Contributors to the study include researchers from Johns Hopkins and UTHealth Houston, notably Anish Kumar Mondal, Elisa Carrillo and Vasanthi Jayaraman. The work was supported by the National Institutes of Health, the Searle Scholars Program and the Diana Helis Henry Medical Research Foundation.
Funding: National Institutes of Health (R35GM154904, R35GM122528), the Searle Scholars Program and the Diana Helis Henry Medical Research Foundation.

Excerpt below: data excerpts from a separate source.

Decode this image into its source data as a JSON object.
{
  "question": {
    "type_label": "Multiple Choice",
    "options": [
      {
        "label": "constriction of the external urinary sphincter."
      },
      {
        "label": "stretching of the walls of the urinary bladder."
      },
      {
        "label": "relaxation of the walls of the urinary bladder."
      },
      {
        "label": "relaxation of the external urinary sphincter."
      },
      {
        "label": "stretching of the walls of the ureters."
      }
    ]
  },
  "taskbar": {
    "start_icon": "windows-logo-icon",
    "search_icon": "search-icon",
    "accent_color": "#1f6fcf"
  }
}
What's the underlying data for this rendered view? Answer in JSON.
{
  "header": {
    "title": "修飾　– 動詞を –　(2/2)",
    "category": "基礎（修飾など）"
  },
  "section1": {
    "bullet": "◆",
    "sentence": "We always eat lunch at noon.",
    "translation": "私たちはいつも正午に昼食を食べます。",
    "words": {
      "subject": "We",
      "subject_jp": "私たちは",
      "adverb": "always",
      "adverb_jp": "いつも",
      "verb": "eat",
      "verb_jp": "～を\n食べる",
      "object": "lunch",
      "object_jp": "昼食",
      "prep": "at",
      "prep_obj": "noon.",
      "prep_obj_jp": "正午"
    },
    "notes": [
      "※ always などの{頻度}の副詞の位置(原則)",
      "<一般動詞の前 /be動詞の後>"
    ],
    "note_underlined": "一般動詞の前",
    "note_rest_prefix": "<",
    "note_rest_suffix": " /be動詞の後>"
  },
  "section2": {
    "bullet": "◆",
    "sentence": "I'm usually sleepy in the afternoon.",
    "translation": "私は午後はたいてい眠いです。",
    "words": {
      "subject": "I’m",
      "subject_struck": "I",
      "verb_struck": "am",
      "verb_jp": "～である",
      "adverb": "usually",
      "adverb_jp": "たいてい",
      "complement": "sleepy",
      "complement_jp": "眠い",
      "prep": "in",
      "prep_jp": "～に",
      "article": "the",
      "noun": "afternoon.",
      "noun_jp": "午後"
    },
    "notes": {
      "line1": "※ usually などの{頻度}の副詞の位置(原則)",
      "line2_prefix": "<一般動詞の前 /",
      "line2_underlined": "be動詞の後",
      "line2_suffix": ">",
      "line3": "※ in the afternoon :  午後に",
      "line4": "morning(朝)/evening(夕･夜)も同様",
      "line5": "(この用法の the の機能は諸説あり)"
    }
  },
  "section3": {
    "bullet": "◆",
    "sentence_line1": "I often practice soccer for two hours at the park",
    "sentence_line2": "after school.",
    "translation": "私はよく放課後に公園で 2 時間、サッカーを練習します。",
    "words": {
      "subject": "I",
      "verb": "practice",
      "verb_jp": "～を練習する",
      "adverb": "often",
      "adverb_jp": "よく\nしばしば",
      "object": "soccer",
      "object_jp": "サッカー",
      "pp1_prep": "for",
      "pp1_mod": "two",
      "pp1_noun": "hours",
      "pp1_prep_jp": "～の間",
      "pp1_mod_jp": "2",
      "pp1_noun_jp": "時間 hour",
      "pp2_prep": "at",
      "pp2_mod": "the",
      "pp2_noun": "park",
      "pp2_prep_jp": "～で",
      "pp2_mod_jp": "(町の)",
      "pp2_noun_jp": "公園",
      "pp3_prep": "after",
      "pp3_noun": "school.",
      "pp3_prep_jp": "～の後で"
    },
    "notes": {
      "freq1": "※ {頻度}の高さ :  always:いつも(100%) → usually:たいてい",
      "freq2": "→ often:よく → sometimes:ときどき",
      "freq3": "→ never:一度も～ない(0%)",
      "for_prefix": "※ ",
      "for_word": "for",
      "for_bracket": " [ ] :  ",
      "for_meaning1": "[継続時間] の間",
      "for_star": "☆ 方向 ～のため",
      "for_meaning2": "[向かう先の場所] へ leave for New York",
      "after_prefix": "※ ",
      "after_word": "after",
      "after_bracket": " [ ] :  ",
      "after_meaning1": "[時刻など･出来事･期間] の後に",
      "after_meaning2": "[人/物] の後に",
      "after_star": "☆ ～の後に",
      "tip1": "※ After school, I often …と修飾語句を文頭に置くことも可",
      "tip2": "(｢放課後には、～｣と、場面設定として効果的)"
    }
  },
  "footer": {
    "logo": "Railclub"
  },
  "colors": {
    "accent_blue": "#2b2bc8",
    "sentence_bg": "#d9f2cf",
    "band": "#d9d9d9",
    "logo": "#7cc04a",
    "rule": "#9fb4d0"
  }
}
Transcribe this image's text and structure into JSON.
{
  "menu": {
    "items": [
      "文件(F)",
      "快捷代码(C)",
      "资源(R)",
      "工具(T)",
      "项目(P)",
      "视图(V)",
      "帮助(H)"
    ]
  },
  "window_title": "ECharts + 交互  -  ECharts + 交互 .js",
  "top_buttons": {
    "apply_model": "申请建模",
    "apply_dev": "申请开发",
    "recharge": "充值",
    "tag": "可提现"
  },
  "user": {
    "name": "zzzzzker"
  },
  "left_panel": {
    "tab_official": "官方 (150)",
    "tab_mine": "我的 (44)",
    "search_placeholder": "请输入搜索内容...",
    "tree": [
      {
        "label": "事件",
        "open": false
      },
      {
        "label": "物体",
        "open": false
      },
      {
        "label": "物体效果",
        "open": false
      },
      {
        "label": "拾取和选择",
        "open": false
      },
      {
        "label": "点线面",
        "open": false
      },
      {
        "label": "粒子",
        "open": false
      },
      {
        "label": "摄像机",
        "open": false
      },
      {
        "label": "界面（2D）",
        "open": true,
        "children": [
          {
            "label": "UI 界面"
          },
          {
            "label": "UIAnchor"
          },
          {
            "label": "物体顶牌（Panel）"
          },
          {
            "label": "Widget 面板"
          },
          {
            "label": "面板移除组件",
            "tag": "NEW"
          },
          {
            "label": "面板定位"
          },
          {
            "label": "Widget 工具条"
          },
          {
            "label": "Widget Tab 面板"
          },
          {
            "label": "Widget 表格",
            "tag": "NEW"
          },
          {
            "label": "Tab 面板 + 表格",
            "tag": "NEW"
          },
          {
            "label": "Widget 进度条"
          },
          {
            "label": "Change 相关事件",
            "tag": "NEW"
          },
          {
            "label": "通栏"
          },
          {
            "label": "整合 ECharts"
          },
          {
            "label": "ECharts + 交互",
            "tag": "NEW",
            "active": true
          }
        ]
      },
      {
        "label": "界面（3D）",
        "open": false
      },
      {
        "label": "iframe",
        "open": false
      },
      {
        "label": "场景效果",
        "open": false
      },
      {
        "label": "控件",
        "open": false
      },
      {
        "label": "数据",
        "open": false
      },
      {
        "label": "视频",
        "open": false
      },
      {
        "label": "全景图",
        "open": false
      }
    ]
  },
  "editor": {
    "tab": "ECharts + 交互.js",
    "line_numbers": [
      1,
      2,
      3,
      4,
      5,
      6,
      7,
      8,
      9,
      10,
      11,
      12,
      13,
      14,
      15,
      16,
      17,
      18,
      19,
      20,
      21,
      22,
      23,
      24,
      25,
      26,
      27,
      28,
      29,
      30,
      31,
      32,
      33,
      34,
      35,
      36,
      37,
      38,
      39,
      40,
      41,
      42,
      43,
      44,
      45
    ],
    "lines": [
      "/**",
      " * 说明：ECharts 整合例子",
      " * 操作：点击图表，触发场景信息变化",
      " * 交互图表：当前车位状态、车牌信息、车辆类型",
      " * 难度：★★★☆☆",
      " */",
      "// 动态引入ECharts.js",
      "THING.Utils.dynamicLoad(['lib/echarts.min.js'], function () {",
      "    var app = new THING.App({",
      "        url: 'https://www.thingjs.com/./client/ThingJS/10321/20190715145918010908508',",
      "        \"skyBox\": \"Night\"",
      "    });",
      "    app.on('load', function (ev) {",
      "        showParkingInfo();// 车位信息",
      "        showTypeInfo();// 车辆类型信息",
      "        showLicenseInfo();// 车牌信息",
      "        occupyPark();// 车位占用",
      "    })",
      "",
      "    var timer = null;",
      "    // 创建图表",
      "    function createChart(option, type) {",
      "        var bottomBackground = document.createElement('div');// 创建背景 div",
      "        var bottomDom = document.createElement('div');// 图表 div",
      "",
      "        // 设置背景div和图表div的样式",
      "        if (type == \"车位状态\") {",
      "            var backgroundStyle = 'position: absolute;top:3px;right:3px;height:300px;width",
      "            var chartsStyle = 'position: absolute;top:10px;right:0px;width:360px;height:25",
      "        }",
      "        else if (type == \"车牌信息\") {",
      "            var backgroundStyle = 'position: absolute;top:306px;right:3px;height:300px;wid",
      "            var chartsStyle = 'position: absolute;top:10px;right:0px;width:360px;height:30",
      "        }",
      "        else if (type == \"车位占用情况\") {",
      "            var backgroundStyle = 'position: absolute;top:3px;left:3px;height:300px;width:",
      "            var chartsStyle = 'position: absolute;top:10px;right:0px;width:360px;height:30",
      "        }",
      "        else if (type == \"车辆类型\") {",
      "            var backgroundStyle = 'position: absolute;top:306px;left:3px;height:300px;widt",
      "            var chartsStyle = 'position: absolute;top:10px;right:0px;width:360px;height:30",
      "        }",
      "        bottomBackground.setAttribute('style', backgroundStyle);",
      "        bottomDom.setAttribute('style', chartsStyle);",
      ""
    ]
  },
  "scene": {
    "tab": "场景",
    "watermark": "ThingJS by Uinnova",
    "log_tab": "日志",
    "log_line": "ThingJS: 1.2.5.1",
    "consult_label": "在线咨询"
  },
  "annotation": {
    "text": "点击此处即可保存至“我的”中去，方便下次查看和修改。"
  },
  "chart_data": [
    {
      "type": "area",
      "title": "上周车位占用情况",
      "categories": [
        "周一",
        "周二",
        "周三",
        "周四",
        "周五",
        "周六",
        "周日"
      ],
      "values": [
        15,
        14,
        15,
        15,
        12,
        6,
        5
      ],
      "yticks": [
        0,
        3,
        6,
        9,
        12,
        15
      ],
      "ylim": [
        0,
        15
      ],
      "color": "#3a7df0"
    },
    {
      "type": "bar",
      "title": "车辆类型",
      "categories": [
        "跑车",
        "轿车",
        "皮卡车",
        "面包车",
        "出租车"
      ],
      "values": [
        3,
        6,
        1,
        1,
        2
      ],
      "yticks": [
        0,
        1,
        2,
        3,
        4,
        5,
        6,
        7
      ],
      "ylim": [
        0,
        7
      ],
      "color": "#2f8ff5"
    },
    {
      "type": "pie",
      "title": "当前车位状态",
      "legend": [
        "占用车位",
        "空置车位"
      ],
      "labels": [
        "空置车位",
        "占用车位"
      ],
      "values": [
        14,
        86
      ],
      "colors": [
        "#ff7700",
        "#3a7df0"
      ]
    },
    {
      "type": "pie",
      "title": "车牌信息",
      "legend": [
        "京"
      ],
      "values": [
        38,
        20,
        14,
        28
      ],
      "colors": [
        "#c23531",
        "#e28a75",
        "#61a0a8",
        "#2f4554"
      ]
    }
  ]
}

About this neuroscience research news
Author: Vanessa Wasta
Source: JHU
Contact: Vanessa Wasta – JHU
Image: Image credited to Neuroscience News
Original Research: Open access. “Glutamate gating of AMPA-subtype iGluRs at physiological temperatures” by Edward Twomey et al., published in Nature.
Abstract
Glutamate gating of AMPA-subtype iGluRs at physiological temperatures
Ionotropic glutamate receptors (iGluRs) are tetrameric ligand-gated ion channels that mediate the majority of excitatory neurotransmission in the brain. These receptors open their ion channels in response to glutamate binding, allowing cation influx into postsynaptic neurons and initiating synaptic signaling. However, how full-length iGluRs translate glutamate binding into pore opening has remained incompletely defined.
Using the AMPA-subtype iGluR (AMPAR) as a model, the study identifies the structural mechanism of glutamate-gating at physiological temperatures. AMPAR activation by glutamate is enhanced at body temperature, and by preparing receptors under these conditions for cryo-EM, the investigators captured distinct gating states. Activation involves a conserved motif in which ion channel helices hinge away from the pore axis to open the channel. Desensitization follows local dimer decoupling, allowing the channel hinges to reset and the gate to close. These findings clarify how glutamate gates iGluRs, inform therapeutic design and demonstrate that physiological temperature can influence receptor function.